Deteniéndose frente a la puerta entreabierta, Kathryn tomó una respiración profunda. Un pequeño destello de luz se filtraba por la rendija, y al asomarse, vio a Claire recostada sobre la cama, sus cabellos desparramados sobre la almohada. La imagen era tan hermosa que le robó el aliento.
—¿Kathryn? —la voz suave de Claire rompió el silencio, y Kathryn se dio cuenta de que había estado mirando demasiado tiempo.
—Lo siento, no quería interrumpir... —respondió, sintiéndose un poco tonta.
—No interrumpes nada. Ven aquí. —Claire sonrió, abriendo los brazos en un gesto acogedor. — ¿No Puedes dormir?
Kathryn no se hizo de rogar. Se acercó a la cama y se deslizó bajo las sábanas, sintiendo el calor del cuerpo de Claire a su lado. La cercanía era electrizante, y el latido de su corazón se aceleró aún más.
Negó. —Tengo miedo... Tengo miedo de él... —dijo Kathryn, su voz casi un susurro.
Claire se giró hacia ella, su mirada fija y profunda. —Lo sé. Pero no tienes que temer. El no va a hacerte daño mientras yo esté contigo. No voy a dejarlo.
—No puedes evitarlo. —Kathryn se atrevió a mirarla a los ojos, sintiendo la verdad de sus palabras.
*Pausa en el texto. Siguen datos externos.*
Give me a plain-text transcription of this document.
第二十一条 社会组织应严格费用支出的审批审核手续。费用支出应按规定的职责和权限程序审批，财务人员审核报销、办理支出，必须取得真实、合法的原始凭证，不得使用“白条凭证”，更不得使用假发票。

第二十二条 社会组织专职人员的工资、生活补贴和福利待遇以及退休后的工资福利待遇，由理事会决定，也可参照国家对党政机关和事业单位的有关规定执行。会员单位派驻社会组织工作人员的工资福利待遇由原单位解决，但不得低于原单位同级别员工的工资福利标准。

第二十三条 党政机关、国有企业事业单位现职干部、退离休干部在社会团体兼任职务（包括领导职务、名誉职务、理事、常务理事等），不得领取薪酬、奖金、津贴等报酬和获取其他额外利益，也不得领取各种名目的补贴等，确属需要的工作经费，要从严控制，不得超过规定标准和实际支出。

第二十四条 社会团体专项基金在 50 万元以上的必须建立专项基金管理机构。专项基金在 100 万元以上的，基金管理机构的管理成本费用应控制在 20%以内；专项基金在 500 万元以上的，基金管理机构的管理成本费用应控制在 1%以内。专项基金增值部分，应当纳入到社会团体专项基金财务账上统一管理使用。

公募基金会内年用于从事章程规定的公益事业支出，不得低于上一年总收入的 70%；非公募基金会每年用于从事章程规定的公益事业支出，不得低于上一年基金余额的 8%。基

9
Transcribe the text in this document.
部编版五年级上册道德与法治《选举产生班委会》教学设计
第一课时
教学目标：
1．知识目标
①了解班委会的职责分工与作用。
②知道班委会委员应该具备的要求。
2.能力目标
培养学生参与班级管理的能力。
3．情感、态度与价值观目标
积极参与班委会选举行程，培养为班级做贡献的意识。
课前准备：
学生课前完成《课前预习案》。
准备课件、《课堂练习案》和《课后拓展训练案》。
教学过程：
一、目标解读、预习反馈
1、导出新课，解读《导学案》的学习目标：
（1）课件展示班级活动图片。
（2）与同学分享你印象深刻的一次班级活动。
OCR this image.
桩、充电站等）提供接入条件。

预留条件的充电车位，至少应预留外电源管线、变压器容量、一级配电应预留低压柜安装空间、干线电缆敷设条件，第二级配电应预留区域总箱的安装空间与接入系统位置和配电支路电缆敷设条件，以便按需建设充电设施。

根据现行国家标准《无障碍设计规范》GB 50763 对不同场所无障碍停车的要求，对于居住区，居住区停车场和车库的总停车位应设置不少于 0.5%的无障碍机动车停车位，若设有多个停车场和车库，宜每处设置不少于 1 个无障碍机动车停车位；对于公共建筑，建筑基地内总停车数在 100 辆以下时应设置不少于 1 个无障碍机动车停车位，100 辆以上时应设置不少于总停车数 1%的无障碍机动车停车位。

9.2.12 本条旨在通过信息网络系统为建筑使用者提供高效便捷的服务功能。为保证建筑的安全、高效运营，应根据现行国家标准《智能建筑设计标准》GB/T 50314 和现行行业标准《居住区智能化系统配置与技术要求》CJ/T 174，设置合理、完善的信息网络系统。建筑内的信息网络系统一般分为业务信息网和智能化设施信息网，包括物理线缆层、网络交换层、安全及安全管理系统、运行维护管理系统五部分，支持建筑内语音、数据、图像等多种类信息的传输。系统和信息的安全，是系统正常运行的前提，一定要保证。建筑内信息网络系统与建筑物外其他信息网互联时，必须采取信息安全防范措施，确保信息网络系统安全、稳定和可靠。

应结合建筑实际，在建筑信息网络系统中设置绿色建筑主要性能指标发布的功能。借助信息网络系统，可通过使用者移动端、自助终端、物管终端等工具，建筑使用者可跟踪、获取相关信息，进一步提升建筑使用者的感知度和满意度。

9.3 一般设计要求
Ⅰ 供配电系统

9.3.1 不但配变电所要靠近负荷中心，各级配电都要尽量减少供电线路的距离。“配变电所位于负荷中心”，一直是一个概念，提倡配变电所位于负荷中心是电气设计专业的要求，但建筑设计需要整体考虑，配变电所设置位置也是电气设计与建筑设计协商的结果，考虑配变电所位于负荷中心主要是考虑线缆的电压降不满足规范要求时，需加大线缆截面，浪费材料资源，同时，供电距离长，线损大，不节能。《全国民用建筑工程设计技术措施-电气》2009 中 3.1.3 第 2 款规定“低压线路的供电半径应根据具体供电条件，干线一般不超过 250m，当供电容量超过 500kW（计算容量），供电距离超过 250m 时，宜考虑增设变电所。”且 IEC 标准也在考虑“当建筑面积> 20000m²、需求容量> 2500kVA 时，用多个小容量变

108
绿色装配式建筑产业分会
—Se que no... pero si puedo hacer que te sientas bien aunque sea una noche. Lo haré. —Claire se acercó, su aliento cálido acariciando el rostro de Kathryn. —Estoy aquí, para lo que sea que prefieras. ¿Si?
Kathryn sintió una oleada de deseo y valentía. La forma en que Claire la miraba, la forma en que la hacía sentir... Era como si todo el mundo se hubiera desvanecido y solo existieran ellas dos.
—Quiero... quiero estar contigo. —dijo Kathryn, sintiendo que las palabras salían de lo más profundo de su ser.
En un instante, Claire la besó, suave al principio, como si estuviera preguntando por su consentimiento. Kathryn respondió, dejando que sus labios se movieran juntos en un baile que fue aumentando en intensidad. La energía entre ellas era palpable, y el deseo se transformó en una necesidad abrumadora.
Claire tomó la iniciativa, guiando a Kathryn hacia un lugar donde el temor y la inseguridad se desvanecían. Su mano se deslizó por el costado de Kathryn, provocando un escalofrío en su piel. Kathryn se dejó llevar, sintiendo cómo el deseo la envolvía por completo.
—Confía en mí. —susurró Claire, mientras sus labios recorrían el cuello de Kathryn, dejando un rastro de suaves besos que la hacían jadear de placer.
El cuerpo de Kathryn tembló de anticipación mientras las manos de Claire recorrían sus curvas, dejando rastros de fuego en su piel sensible. Se arqueó ante el toque de Claire, un suave gemido escapó de sus labios cuando los dedos de Claire rozaron sus partes más íntimas. Los besos de Claire se volvieron más insistentes, su boca recorrió el cuello de Kathryn y su clavícula.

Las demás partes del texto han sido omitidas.